Organizations will need to assess data portability, connectors, instructions, and evaluations. They must also separate business logic from providers’ specific capabilities if they wish to retain technology alternatives.
The enterprise AI competition shifts toward integration
The most advanced models can now draft documents, analyze data, program, and use tools. The enterprise hurdle often appears when these capabilities must coexist with legacy software, internal rules, regulatory requirements, and databases spread across departments.
Ode aims to compete at this layer. Its value won’t depend solely on Claude producing correct responses, but on the full system’s ability to integrate into operations without creating more work than it eliminates.
| Key Question for Each Project | Example |
|---|---|
| What data can the model access? | Only user-assigned files |
| What actions can it perform? | Prepare an operation but not approve |
| When is human intervention needed? | Before payments or sensitive changes |
| How is the result measured? | Time saved, errors, revenue |
| What if it fails? | Escalation to an employee and incident logging |
| How to change models? | Portable architecture and data |
Anthropic is reinforcing this strategy through partnerships with service companies. TCS has announced deploying Claude for 50,000 employees and projects in regulated industries. DXC is training engineers to integrate the model into systems used by banks, insurers, airlines, and government bodies. Ode will occupy a different space but is part of the same effort to make Claude a part of real-world processes.
These alliances suggest that simply selling tokens won’t be enough to dominate the enterprise market. Providers will need teams capable of understanding client activities, preparing data, evaluating results, and maintaining applications post-launch.
For Anthropic, Ode can generate more Claude consumption, gain insights into business challenges, and accelerate creating reusable solutions. For the supporting funds, it offers a way to apply AI to their portfolio companies and build a new services company with recurring revenue.

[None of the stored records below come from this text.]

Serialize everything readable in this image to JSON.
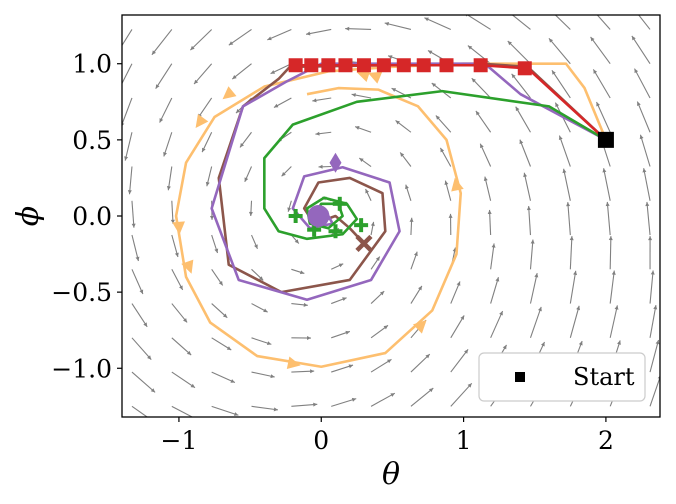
{
  "chart_data": {
    "type": "line",
    "title": "",
    "xlabel": "θ",
    "ylabel": "ϕ",
    "xlim": [
      -1.4,
      2.38
    ],
    "ylim": [
      -1.32,
      1.32
    ],
    "xticks": [
      {
        "v": -1,
        "label": "−1"
      },
      {
        "v": 0,
        "label": "0"
      },
      {
        "v": 1,
        "label": "1"
      },
      {
        "v": 2,
        "label": "2"
      }
    ],
    "yticks": [
      {
        "v": 1.0,
        "label": "1.0"
      },
      {
        "v": 0.5,
        "label": "0.5"
      },
      {
        "v": 0.0,
        "label": "0.0"
      },
      {
        "v": -0.5,
        "label": "−0.5"
      },
      {
        "v": -1.0,
        "label": "−1.0"
      }
    ],
    "grid": false,
    "legend": {
      "position": "bottom-right",
      "entries": [
        {
          "label": "Start",
          "marker": "square",
          "color": "#000000"
        }
      ]
    },
    "start_point": {
      "x": 2.0,
      "y": 0.5
    },
    "vector_field": {
      "description": "damped rotational flow",
      "color": "#808080"
    },
    "colors": {
      "orange": "#FDBF6F",
      "brown": "#8C564B",
      "purple": "#9467BD",
      "green": "#2CA02C",
      "red": "#D62728"
    },
    "series": [
      {
        "color": "#FDBF6F",
        "style": "line",
        "markers": "triangles",
        "points": [
          [
            2.0,
            0.5
          ],
          [
            1.85,
            0.84
          ],
          [
            1.72,
            1.0
          ],
          [
            1.0,
            1.0
          ],
          [
            0.5,
            0.98
          ],
          [
            0.05,
            0.95
          ],
          [
            -0.4,
            0.85
          ],
          [
            -0.75,
            0.65
          ],
          [
            -0.95,
            0.35
          ],
          [
            -1.02,
            0.0
          ],
          [
            -0.95,
            -0.4
          ],
          [
            -0.78,
            -0.7
          ],
          [
            -0.45,
            -0.92
          ],
          [
            0.0,
            -0.99
          ],
          [
            0.45,
            -0.9
          ],
          [
            0.78,
            -0.62
          ],
          [
            0.95,
            -0.25
          ],
          [
            0.98,
            0.15
          ],
          [
            0.88,
            0.5
          ],
          [
            0.68,
            0.72
          ],
          [
            0.4,
            0.83
          ],
          [
            0.12,
            0.84
          ],
          [
            -0.1,
            0.8
          ]
        ],
        "triangles": [
          [
            0.3,
            0.93
          ],
          [
            -0.65,
            0.8
          ],
          [
            -0.85,
            0.62
          ],
          [
            -1.0,
            -0.07
          ],
          [
            -0.93,
            -0.33
          ],
          [
            -0.2,
            -0.97
          ],
          [
            0.7,
            -0.72
          ],
          [
            0.95,
            0.2
          ],
          [
            0.38,
            0.92
          ]
        ]
      },
      {
        "color": "#8C564B",
        "style": "line",
        "points": [
          [
            2.0,
            0.5
          ],
          [
            1.45,
            0.98
          ],
          [
            1.12,
            1.0
          ],
          [
            -0.22,
            0.98
          ],
          [
            -0.3,
            0.9
          ],
          [
            -0.55,
            0.72
          ],
          [
            -0.72,
            0.25
          ],
          [
            -0.65,
            -0.32
          ],
          [
            -0.28,
            -0.5
          ],
          [
            0.2,
            -0.42
          ],
          [
            0.45,
            -0.1
          ],
          [
            0.43,
            0.15
          ],
          [
            0.2,
            0.25
          ],
          [
            -0.02,
            0.22
          ],
          [
            -0.12,
            0.05
          ],
          [
            -0.05,
            -0.05
          ],
          [
            0.1,
            0.0
          ],
          [
            0.2,
            -0.08
          ],
          [
            0.3,
            -0.18
          ]
        ],
        "end_marker": {
          "x": 0.3,
          "y": -0.18,
          "shape": "x"
        }
      },
      {
        "color": "#9467BD",
        "style": "line",
        "points": [
          [
            2.0,
            0.5
          ],
          [
            1.4,
            0.8
          ],
          [
            1.15,
            1.0
          ],
          [
            0.0,
            1.0
          ],
          [
            -0.25,
            0.88
          ],
          [
            -0.55,
            0.72
          ],
          [
            -0.77,
            0.05
          ],
          [
            -0.58,
            -0.42
          ],
          [
            -0.1,
            -0.55
          ],
          [
            0.35,
            -0.42
          ],
          [
            0.55,
            -0.1
          ],
          [
            0.48,
            0.22
          ],
          [
            0.15,
            0.32
          ],
          [
            -0.12,
            0.26
          ],
          [
            -0.2,
            0.05
          ],
          [
            -0.08,
            -0.08
          ],
          [
            0.08,
            -0.05
          ],
          [
            0.05,
            0.0
          ],
          [
            0.0,
            0.0
          ]
        ],
        "markers": [
          {
            "x": 0.1,
            "y": 0.35,
            "shape": "diamond"
          },
          {
            "x": -0.02,
            "y": 0.0,
            "shape": "circle"
          }
        ]
      },
      {
        "color": "#2CA02C",
        "style": "line",
        "points": [
          [
            2.0,
            0.5
          ],
          [
            1.6,
            0.72
          ],
          [
            0.85,
            0.82
          ],
          [
            0.25,
            0.75
          ],
          [
            -0.2,
            0.6
          ],
          [
            -0.4,
            0.38
          ],
          [
            -0.4,
            0.05
          ],
          [
            -0.3,
            -0.1
          ],
          [
            -0.1,
            -0.15
          ],
          [
            0.15,
            -0.12
          ],
          [
            0.25,
            -0.02
          ],
          [
            0.18,
            0.08
          ],
          [
            0.02,
            0.12
          ],
          [
            -0.1,
            0.05
          ],
          [
            -0.08,
            -0.05
          ],
          [
            0.05,
            -0.08
          ],
          [
            0.15,
            0.0
          ],
          [
            0.12,
            0.08
          ],
          [
            0.0,
            0.08
          ],
          [
            -0.05,
            0.0
          ]
        ],
        "plus_markers": [
          [
            -0.18,
            0.0
          ],
          [
            0.13,
            0.08
          ],
          [
            0.28,
            -0.06
          ],
          [
            -0.05,
            -0.09
          ],
          [
            0.1,
            -0.1
          ],
          [
            0.0,
            0.02
          ]
        ]
      },
      {
        "color": "#D62728",
        "style": "line",
        "markers": "squares",
        "points": [
          [
            2.0,
            0.5
          ],
          [
            1.45,
            0.97
          ],
          [
            1.12,
            0.99
          ],
          [
            -0.2,
            0.99
          ]
        ],
        "squares": [
          [
            1.43,
            0.97
          ],
          [
            1.12,
            0.99
          ],
          [
            0.88,
            0.99
          ],
          [
            0.72,
            0.99
          ],
          [
            0.58,
            0.99
          ],
          [
            0.44,
            0.99
          ],
          [
            0.3,
            0.99
          ],
          [
            0.17,
            0.99
          ],
          [
            0.05,
            0.99
          ],
          [
            -0.07,
            0.99
          ],
          [
            -0.18,
            0.99
          ]
        ]
      }
    ]
  }
}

For clients, the proposition provides access to specialists who were previously hard to hire. The trade-offs include managing costs, technological dependence, and the level of control each organization retains over its systems.
Ode currently lacks public billing data, completed projects, or team size. Its initial importance lies in the strategic move: Anthropic no longer expects consultancies and clients to handle entire deployments alone. Instead, it participates in a company created specifically to take Claude from API to daily operational use in businesses.
Frequently Asked Questions
What is Ode with Anthropic?
It’s an independent technology services company that will help design, integrate, and maintain enterprise systems based on Claude.
Does Ode belong to Anthropic?
The company is backed by Anthropic and various investors but will operate as an independent entity. The exact ownership split has not been disclosed.
What is its relationship with Fractional AI?
Ode is built on Fractional AI, acquired in May 2026. Its founders, Chris Taylor and Eddie Siegel, will lead the new company.
What kind of clients does it target?
Its initial focus is on medium-sized companies in sectors like healthcare, finance, retail, manufacturing, and software that need help deploying AI projects.